In case where MPI is compiled with --enable-mpi-thread-multiple, a call to
opal_using_threads() always returns 0 in the routine btl_xxx_component_init()
of the BTLs, event if the application calls MPI_Init_thread() with
MPI_THREAD_MULTIPLE.
This is because opal_set_using_threads(true) in ompi/runtime/ompi_mpi_init.c is
called to late.
I propose the following patch that solves the problem for me:
diff --git a/ompi/runtime/ompi_mpi_init.c b/ompi/runtime/ompi_mpi_init.c
index 35509cf..c2370fc 100644
--- a/ompi/runtime/ompi_mpi_init.c
+++ b/ompi/runtime/ompi_mpi_init.c
@@ -512,6 +512,13 @@ int ompi_mpi_init(int argc, char **argv, int requested,
int *provided)
}
#endif
+ /* If thread support was enabled, then setup OPAL to allow for
+ them. */
+ if ((OPAL_ENABLE_PROGRESS_THREADS == 1) ||
+ (*provided != MPI_THREAD_SINGLE)) {
+ opal_set_using_threads(true);
+ }
+
/* initialize datatypes.

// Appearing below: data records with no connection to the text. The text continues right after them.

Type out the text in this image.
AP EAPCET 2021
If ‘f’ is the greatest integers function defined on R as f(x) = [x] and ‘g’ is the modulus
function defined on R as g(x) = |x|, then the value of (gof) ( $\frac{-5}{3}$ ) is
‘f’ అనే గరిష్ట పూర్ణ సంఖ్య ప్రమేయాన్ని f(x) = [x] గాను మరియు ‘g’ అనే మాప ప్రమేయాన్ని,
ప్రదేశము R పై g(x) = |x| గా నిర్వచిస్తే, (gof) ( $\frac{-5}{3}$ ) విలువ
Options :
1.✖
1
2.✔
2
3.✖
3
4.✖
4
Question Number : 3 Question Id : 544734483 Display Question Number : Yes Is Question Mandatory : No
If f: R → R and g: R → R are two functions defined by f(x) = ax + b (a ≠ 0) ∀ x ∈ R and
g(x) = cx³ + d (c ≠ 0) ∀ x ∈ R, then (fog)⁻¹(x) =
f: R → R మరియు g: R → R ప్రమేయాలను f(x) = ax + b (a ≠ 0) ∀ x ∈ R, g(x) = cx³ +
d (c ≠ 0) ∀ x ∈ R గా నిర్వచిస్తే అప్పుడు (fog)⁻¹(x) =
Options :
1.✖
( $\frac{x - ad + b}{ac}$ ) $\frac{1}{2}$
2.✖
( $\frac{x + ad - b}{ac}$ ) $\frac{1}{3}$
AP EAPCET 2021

This step should be done early as it will
* create the local convertor and local arch used in the proc
* init.
@@ -724,13 +731,6 @@ int ompi_mpi_init(int argc, char **argv, int requested,
int *provided)
goto error;
}
- /* If thread support was enabled, then setup OPAL to allow for
- them. */
- if ((OPAL_ENABLE_PROGRESS_THREADS == 1) ||
- (*provided != MPI_THREAD_SINGLE)) {
- opal_set_using_threads(true);
- }
-
/* start PML/BTL's */
ret = MCA_PML_CALL(enable(true));
if( OMPI_SUCCESS != ret ) {